There are multiple theories regarding the etiology of meniscal cysts. Surgical and arthroscopic series report lateral meniscal cysts as a more frequent occurrence as compared to their medial counterparts. A systematic review of MR literature says that the frequency of medial and lateral meniscal cysts is almost equal 1. In ~4% of cases, meniscal cysts may involve both menisci within the same knee 5.
- meniscal tears are very highly associated with the vast majority (>95%) of cysts except at the anterior horn lateral meniscus (~65%) 9, this reduced rate may be partly explained by cysts at this location possibly arising from anterior cruciate ligament fibers 14
- some authors suggest a critical size of a meniscal tear at 12 mm along the circumferential axis as identified on MRI as a threshold value for parameniscal cyst formation 10
- discoid meniscus 11
The cysts of the medial meniscus are usually located along the posterior aspect of the posterior horn, whereas those of the lateral meniscus are located along the anterior/anterolateral aspect of the anterior horn or the body.
Plain radiographs may show soft tissue swelling at the expected locations.

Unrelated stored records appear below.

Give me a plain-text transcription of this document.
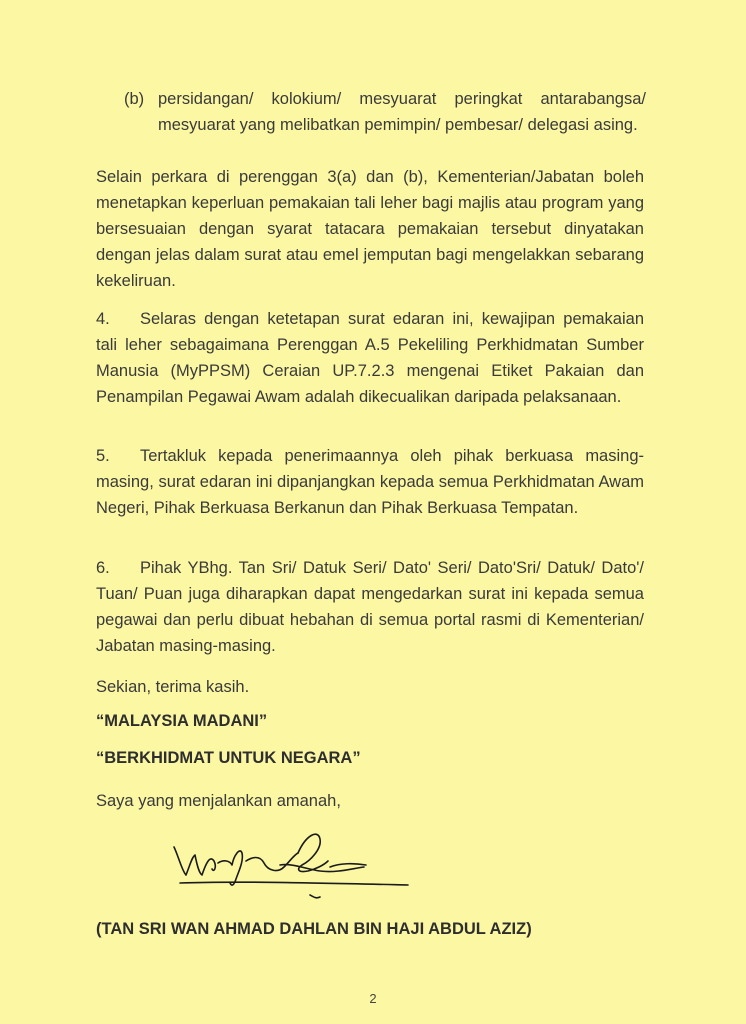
(b) persidangan/ kolokium/ mesyuarat peringkat antarabangsa/ mesyuarat yang melibatkan pemimpin/ pembesar/ delegasi asing.

Selain perkara di perenggan 3(a) dan (b), Kementerian/Jabatan boleh menetapkan keperluan pemakaian tali leher bagi majlis atau program yang bersesuaian dengan syarat tatacara pemakaian tersebut dinyatakan dengan jelas dalam surat atau emel jemputan bagi mengelakkan sebarang kekeliruan.

4. Selaras dengan ketetapan surat edaran ini, kewajipan pemakaian tali leher sebagaimana Perenggan A.5 Pekeliling Perkhidmatan Sumber Manusia (MyPPSM) Ceraian UP.7.2.3 mengenai Etiket Pakaian dan Penampilan Pegawai Awam adalah dikecualikan daripada pelaksanaan.

5. Tertakluk kepada penerimaannya oleh pihak berkuasa masing-masing, surat edaran ini dipanjangkan kepada semua Perkhidmatan Awam Negeri, Pihak Berkuasa Berkanun dan Pihak Berkuasa Tempatan.

6. Pihak YBhg. Tan Sri/ Datuk Seri/ Dato' Seri/ Dato'Sri/ Datuk/ Dato'/ Tuan/ Puan juga diharapkan dapat mengedarkan surat ini kepada semua pegawai dan perlu dibuat hebahan di semua portal rasmi di Kementerian/ Jabatan masing-masing.

Sekian, terima kasih.

“MALAYSIA MADANI”

“BERKHIDMAT UNTUK NEGARA”

Saya yang menjalankan amanah,

(TAN SRI WAN AHMAD DAHLAN BIN HAJI ABDUL AZIZ)

2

High-resolution musculoskeletal ultrasound can be highly sensitive and usually shows an anechoic or, more commonly, a hypoechoic lesion, in keeping with the cystic nature of the lesion. It may also demonstrate the associated meniscal tear.
MRI is the investigation of choice for comprehensive imaging of the knee. Many of the cysts are non-palpable and these patients present with knee pain hence MRI can demonstrate the meniscal tear as well as the cyst.
Intracystic signal characteristics include:
- T2: high signal (but often not as high as synovial fluid 4)
- T1 C+ (Gd): no enhancement
MRI may be more sensitive than arthroscopy in detecting cysts since arthroscopic evaluation of the posterior region of the knee joint (posterior to the posterior meniscal horn) is limited. For a definite diagnosis of meniscal/parameniscal cysts, one should confirm not only the presence of the cyst but also meniscal tear and communication between them; otherwise, it should be reported as a possible meniscal cyst.
Treatment and prognosis
Surgical excision of the cyst can be performed along with repair of the underlying meniscal tear.
Based on imaging findings treatment of a cyst differs:
- if a communicating meniscal tear present, it can be treated arthroscopically
- if a noncommunicating meniscal tear present, open surgery is required
Longstanding large cysts may cause erosions or scalloping of the adjacent bone.
As a broad differential, consider other cyst-like lesions around the knee.